On Wed, 16 Mar 2022 08:56:14 -0600 David Ahern wrote:
> > That's certainly true. I wonder if there is a systematic way of
> > approaching these additions that'd help us picking the points were
> > we add reasons less of a judgment call.
>
> In my head it's split between OS housekeeping and user visible data.
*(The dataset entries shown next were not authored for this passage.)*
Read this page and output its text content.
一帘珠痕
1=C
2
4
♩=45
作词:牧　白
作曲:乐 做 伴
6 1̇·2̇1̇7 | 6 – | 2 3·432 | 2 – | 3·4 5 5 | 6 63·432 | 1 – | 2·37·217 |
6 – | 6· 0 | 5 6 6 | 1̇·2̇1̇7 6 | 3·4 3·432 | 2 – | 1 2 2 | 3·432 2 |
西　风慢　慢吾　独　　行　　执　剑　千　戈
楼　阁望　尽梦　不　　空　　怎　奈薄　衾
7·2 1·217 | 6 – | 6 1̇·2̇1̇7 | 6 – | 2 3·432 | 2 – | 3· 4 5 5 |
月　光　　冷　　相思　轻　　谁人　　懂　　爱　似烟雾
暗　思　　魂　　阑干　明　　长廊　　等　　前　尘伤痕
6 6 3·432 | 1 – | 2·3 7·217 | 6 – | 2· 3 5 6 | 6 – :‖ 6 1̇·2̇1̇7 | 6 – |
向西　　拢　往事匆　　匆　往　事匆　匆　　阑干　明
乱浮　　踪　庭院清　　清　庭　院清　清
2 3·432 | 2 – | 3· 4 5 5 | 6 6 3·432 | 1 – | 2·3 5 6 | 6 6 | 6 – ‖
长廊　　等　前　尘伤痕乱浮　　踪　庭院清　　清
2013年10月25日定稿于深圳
> Housekeeping side of it is more the technical failure points like skb
> manipulations - maybe interesting to a user collecting stats about how a
> node is performing, but more than likely not. IMHO, those are ignored
> for now (NOT_SPECIFIED).
>
> The immediate big win is for packets from a network where an analysis
> can show code location (instruction pointer), user focused reason (csum
> failure, 'otherhost', no socket open, no socket buffer space, ...) and
> traceable to a specific host (headers in skb data).
Maybe I'm oversimplifying but would that mean first order of business
is to have drop codes for where we already bump MIB exception stats?